Monday, October 8. 2012
The man that envisioned a better way than destroying human embryos to get embryonic-like stem cells has won the Nobel Prize for Medicine. Dr. Shinya Yamanaka developed the technique to take an adult cell and reprogram it to an embryonic-like state as a way to avoid the destruction of human embryos. Dr. Yamanka's reprogrammed adult cells are called induced pluripotent stem cells (iPSCs) and have become a boon for the stem cell field allowing researchers to create new pluripotent stem cell lines for study without creating or destroying embryos.
In the New York Times, Dr. Yamanaka stated, “When I saw the embryo, I suddenly realized there was such a small difference between it and my daughters, I thought, we can’t keep destroying embryos for our research. There must be another way.”
Induced pluripotent stem cells are the perfect alternative to therapeutic cloning or somatic cell nuclear transfer (SCNT). SCNT creates a cloned embryo that would be destroyed for the pluripotent stem cells inside. Many scientists have called SCNT "the most promising" way to make pluripotent stem cells because it would create embryonic stem cells that are a genetic match to a patient. The problem with SCNT is that to make pluripotent stem cells that are a genetic match, human eggs are needed and a cloned embryo is created and destroyed. Induced pluripotent stem cells also creates pluripotent stem cells that are a genetic match to a patient because the reprogrammed adult cell is from the patient. But iPSCs technology does not require eggs or cloned embryos to do it.
And now iPSCs are coming into their own proving that ethics and science make good partners. Researchers are finding that iPSCs are great for creating models of disease. Previously, scientists would have to create a mouse or other animal that exhibited the symptoms of a human disease that they were interested in studying. Now they can take a skin cell from a person with a disease, reprogram that cell back to a pluripotent state, and then differentiate them into cells of interest whether they be neurons or fat cells. iPSCs can continue to grow in culture and be frozen giving researchers a nearly limitless supply of diseased cells to work on. This is especially useful in brain disorders because isolating neurons from the brain of a patient is dangerous.

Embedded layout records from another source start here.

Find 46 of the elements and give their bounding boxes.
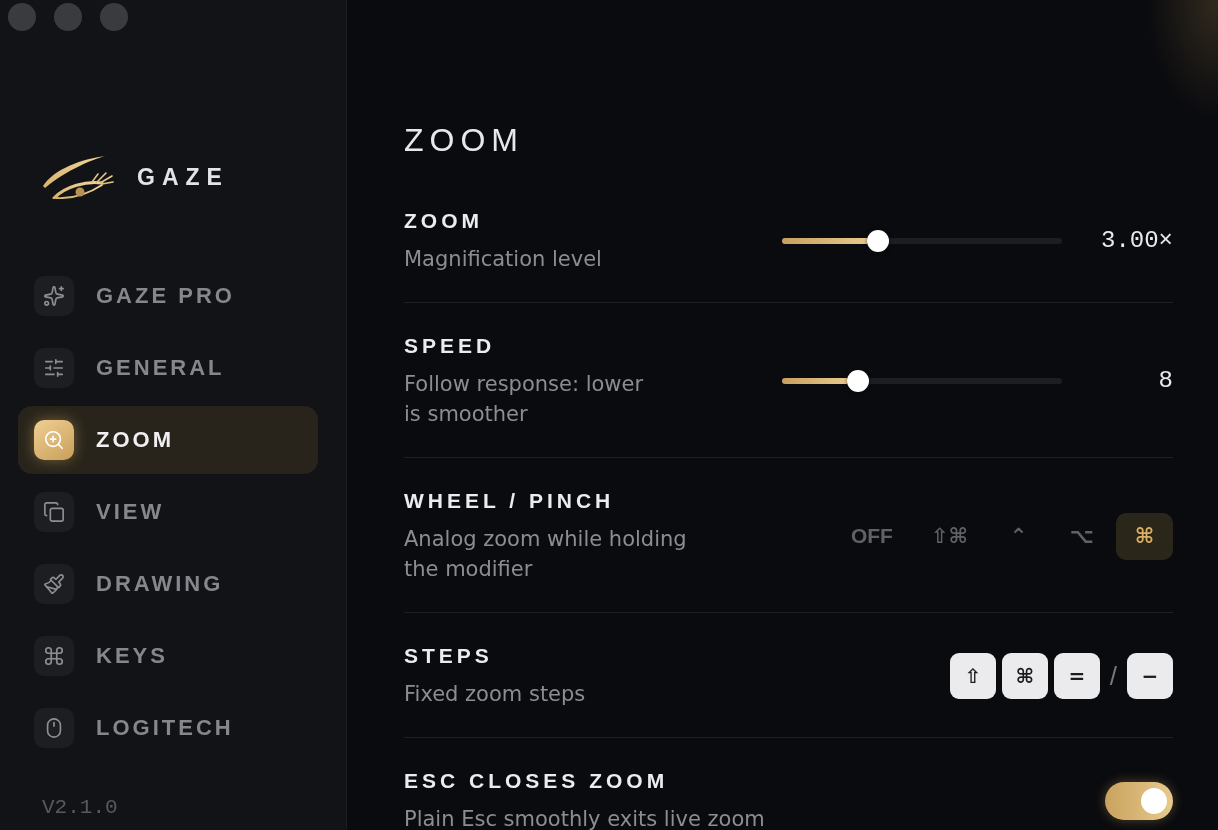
slider-value: 8 bbox=[1157, 367, 1173, 395]
sidebar-item[interactable]: GENERAL bbox=[18, 334, 318, 402]
setting-description: Magnification level bbox=[404, 246, 602, 273]
slider-thumb[interactable] bbox=[867, 230, 890, 252]
slider-track[interactable] bbox=[782, 230, 1062, 252]
key-separator: / bbox=[1108, 661, 1118, 691]
keycap: − bbox=[1127, 653, 1173, 699]
toggle-knob bbox=[1141, 788, 1167, 814]
eye-logo bbox=[42, 155, 114, 199]
setting-label: WHEEL / PINCH bbox=[404, 488, 616, 514]
paintbrush-icon bbox=[34, 564, 74, 604]
sidebar-item[interactable]: DRAWING bbox=[18, 550, 318, 618]
setting-label: SPEED bbox=[404, 333, 497, 359]
modifier-option[interactable]: ⌘ bbox=[1116, 512, 1173, 560]
keycap: ⇧ bbox=[949, 653, 996, 699]
setting-label: ZOOM bbox=[404, 208, 484, 234]
sidebar-item[interactable]: GAZE PRO bbox=[18, 262, 318, 330]
sidebar-item[interactable]: KEYS bbox=[18, 622, 318, 690]
slider-track[interactable] bbox=[782, 370, 1062, 392]
modifier-option[interactable]: OFF bbox=[834, 512, 909, 560]
setting-description: Fixed zoom steps bbox=[404, 681, 586, 708]
sparkle-icon bbox=[34, 276, 74, 316]
app-name: GAZE bbox=[137, 163, 229, 191]
slider-thumb[interactable] bbox=[846, 370, 869, 392]
setting-label: STEPS bbox=[404, 643, 494, 669]
modifier-option[interactable]: ⌃ bbox=[990, 512, 1047, 560]
version-label: V2.1.0 bbox=[41, 796, 119, 821]
sidebar-item[interactable]: LOGITECH bbox=[18, 694, 318, 762]
slider-value: 3.00× bbox=[1100, 227, 1173, 255]
sidebar-item[interactable]: VIEW bbox=[18, 478, 318, 546]
modifier-option[interactable]: ⌥ bbox=[1053, 512, 1110, 560]
mouse-icon bbox=[34, 708, 74, 748]
page-title: ZOOM bbox=[404, 121, 525, 160]
sliders-icon bbox=[34, 348, 74, 388]
zoom-in-icon bbox=[34, 420, 74, 460]
keycap: ⌘ bbox=[1001, 653, 1048, 699]
copy-icon bbox=[34, 492, 74, 532]
command-icon bbox=[34, 636, 74, 676]
setting-description: Plain Esc smoothly exits live zoom bbox=[404, 806, 765, 830]
setting-description: Follow response: lower is smoother bbox=[404, 371, 645, 428]
modifier-option[interactable]: ⇧⌘ bbox=[914, 512, 984, 560]
sidebar-item[interactable]: ZOOM bbox=[18, 406, 318, 474]
setting-description: Analog zoom while holding the modifier bbox=[404, 526, 688, 583]
setting-label: ESC CLOSES ZOOM bbox=[404, 768, 670, 794]
keycap: = bbox=[1053, 653, 1100, 699]
toggle-switch[interactable] bbox=[1105, 782, 1173, 820]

The Scientist reports on the award shared with Dr. John Gurdon:
John B. Gurdon of the Gurdon Institute in Cambridge and Shinya Yamanaka of Kyoto University in Japan have won the 2012 Nobel Prize for Physiology or Medicine for finding that cells of an adult organism—once thought be terminally locked into their developed state—can start anew. The discoveries, awarded the prize this morning (October 8th) by The Nobel Assembly at Karolinska Institute in Stockholm, have ignited research in areas ranging from cloning to cancer treatment.
“Gurdon and Yamanaka fundamentally changed the way we all think about the specialized state of cells,” George Daley, director of the Stem Cell Transplantation Program at the Harvard Medical School, wrote in an email to The Scientist. “Collectively they taught us that the identity of a cell can be re-engineered—that an adult cell can be reverted to its embryonic state. This paradigm-shifting concept has opened up whole new avenues of research."
...Since the discovery, other scientists have generated iPS cells from humans—a feat which some argue reduces the need for controversial and difficult to acquire embryonic stem cells. These iPS cells allow researchers to study disease and development in the lab by, for example, generating disease models from the skin of patients with neurodegenerative disorders. The cells are also showing promise for cell replacement therapies to treat various illnesses.
“Induced pluripotent stem cells have already begun to revolutionize medicine,” Paul Fairchild, director of the Oxford Stem Cell Institute, said in an email. They provide “much-needed models of rare and complex disease states while providing sources of cells that may one day be used to replace those that are either worn out or compromised by degenerative diseases.”